Because of our sexuality we felt additional pressure to appear publicly unbreakable. We knew that people in our own families, as well as many more strangers, would be pleased to see us, a queer couple with a young baby, break up, as though our personal dissolution would somehow lend credence to their belief that same-sex relationships are unnatural and unhealthy and bad for children. It made me sick to give those people that satisfaction, even though I knew they'd be wrong about all of it. (When straight people divorce or coexist miserably for decades, that is not seen as having any bearing at all on the validity of heterosexuality or its effects on children.) I couldn't quite articulate why I wanted so badly to have a wedding when we did, in a place where we'd receive no legal benefit. It felt meaningful and natural and vaguely necessary for us, but also like a jubilant and glittery "f*** you!" to the anti-gay people in our lives, which -- I won't lie -- I enjoyed. But it took testing the bonds of marriage to understand what I must have had premonitory knowledge of, somehow: that the only thing holding us together in some of our darkest hours seemed to be a distant, misty memory of that magical day, and the awful specter of erasing it.

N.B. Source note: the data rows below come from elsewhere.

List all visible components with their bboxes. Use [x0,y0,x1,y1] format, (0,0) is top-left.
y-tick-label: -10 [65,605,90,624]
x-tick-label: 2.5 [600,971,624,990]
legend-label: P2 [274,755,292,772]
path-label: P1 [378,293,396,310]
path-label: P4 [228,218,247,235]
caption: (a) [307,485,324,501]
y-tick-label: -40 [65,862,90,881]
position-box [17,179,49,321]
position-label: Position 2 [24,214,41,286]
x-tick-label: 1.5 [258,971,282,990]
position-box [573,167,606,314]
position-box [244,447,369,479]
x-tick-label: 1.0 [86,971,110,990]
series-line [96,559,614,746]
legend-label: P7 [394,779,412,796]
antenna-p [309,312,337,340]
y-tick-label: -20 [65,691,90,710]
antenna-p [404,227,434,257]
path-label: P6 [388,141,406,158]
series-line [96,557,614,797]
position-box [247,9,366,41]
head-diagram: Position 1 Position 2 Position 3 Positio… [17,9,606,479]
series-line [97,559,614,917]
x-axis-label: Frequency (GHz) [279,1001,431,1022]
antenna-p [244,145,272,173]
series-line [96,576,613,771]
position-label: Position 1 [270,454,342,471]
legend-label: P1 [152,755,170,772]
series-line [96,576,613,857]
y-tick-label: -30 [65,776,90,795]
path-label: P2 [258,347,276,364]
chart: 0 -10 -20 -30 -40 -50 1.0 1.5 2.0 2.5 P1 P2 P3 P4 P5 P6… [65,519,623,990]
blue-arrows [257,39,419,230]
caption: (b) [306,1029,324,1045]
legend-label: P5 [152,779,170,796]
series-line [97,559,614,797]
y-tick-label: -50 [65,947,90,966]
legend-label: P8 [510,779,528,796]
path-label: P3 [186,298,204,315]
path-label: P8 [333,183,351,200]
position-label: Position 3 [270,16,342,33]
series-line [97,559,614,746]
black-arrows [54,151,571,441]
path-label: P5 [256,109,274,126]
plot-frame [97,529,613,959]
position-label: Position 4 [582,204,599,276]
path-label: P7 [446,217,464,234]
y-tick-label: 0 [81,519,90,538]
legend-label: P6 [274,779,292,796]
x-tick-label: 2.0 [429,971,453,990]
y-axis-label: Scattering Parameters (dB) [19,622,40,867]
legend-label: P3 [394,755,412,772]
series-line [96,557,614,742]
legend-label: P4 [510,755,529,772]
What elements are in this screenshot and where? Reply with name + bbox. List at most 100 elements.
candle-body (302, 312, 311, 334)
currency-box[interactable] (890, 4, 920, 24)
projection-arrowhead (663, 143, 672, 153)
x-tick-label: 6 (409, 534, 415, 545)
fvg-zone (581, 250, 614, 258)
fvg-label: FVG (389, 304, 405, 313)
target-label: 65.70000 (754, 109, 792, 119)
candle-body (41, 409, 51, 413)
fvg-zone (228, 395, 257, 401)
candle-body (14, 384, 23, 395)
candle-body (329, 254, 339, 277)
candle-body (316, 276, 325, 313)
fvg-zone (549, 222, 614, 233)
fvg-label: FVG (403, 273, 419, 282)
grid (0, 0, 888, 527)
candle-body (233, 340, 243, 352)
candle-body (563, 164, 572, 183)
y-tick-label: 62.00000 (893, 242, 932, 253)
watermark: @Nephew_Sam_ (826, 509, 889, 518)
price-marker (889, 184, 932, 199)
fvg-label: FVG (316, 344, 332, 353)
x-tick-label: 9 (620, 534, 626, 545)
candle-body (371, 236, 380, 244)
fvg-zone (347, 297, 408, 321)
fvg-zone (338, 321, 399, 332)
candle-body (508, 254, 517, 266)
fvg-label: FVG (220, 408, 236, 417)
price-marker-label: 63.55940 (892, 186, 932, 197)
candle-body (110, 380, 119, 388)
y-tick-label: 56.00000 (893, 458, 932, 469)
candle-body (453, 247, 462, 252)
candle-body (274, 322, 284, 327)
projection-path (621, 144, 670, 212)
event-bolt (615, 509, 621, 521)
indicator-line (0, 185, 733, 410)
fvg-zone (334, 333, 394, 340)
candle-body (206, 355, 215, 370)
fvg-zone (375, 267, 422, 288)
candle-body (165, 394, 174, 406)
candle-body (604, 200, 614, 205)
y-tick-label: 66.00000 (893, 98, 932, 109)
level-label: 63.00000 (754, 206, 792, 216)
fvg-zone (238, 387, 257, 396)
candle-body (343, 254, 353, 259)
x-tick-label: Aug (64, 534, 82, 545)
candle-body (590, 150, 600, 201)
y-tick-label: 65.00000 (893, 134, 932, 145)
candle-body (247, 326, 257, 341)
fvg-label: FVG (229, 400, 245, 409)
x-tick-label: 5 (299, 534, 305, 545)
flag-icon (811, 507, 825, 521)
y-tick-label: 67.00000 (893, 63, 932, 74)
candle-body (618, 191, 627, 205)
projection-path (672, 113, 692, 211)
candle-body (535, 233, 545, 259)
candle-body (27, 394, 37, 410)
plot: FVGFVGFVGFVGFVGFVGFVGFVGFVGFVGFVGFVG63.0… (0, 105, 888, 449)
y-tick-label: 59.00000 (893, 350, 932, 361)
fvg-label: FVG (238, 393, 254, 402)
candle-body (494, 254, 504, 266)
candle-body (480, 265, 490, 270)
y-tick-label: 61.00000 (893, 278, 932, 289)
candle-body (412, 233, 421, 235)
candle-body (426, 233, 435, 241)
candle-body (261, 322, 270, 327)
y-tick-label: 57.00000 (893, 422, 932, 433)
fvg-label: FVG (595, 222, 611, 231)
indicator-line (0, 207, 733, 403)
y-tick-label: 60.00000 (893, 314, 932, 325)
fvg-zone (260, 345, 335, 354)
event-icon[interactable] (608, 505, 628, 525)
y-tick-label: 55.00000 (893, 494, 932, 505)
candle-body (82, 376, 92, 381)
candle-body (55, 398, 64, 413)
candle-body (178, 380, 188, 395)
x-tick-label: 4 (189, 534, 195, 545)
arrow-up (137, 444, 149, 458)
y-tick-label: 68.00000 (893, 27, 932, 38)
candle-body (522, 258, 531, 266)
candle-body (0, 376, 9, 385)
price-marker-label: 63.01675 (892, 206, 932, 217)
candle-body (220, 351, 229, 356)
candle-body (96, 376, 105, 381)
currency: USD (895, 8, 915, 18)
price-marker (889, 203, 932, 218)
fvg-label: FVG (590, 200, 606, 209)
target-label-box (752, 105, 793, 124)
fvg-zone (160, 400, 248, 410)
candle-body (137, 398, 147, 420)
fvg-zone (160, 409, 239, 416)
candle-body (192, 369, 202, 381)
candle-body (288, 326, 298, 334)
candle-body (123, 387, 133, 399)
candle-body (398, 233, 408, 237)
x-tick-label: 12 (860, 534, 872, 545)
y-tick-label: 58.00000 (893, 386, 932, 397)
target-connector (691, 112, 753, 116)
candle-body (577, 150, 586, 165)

Still, the recollection of our earnest promises couldn't fix us. We needed professional help for that. So we spent almost two years in couples counseling. Our health insurance didn't cover it, but we were lucky enough to find someone who let us pay a sliding-scale fee of $35 per session. She also allowed us to bring our baby so we didn't have to pay a sitter. This was still a significant strain on our finances, because we needed a lot of work at first. Financial strain was one of our major stressors, too, but we viewed therapy as a necessary investment in our future together, without which that future might have ceased to exist altogether. In other words, if our house had a big hole in the roof, we would have somehow found the money to fix it rather than abandon the house outright or hope everything would be fine eventually, while rain poured on our bed and our belongings putrefied and returned to nature.

Therapy saved us.

We learned how to talk to one another about difficult subjects, how to repair damage when it's done, and how to identify and then ask one another for what we need. (Why weren't these topics covered in Home Economics? They seem far more useful than units I remember on proper hand dishwashing technique and making chili.) We're more content and our relationship is healthier now than on our wedding day. The bliss of new motherhood for me gave way to something very similar to the seasoned, mature love I continue to have for my partner. I'm so glad we did not divorce. Still, we're not trouble-free. If we're shining beacons of anything, I want it to be as an example for our married or long-time partnered friends to seek help when they need it, before they reach that woeful, proverbial point of no return.

Of course, not everyone should stay together. There are a lot of circumstances that cannot be repaired, and actions that cannot be absolved. My parents finally divorced when I was 17, after fooling most of their friends and relatives into thinking that they were shining beacons of trouble-free coupledom for nearly three decades, with happy-looking family photos and enthusiastic, year-end wrap-up letters sent at Christmastime. My mother's life, at least, dramatically improved as a result of her divorce. But if you've "grown apart" or worry that you've "fallen out of love," and you're looking out at your comrades in wedding rings thinking that they're so much more together, more in love, and happier than you, remember that you might just not know the half of it. One or two of them may even be able to refer you to their secret, heroic therapists.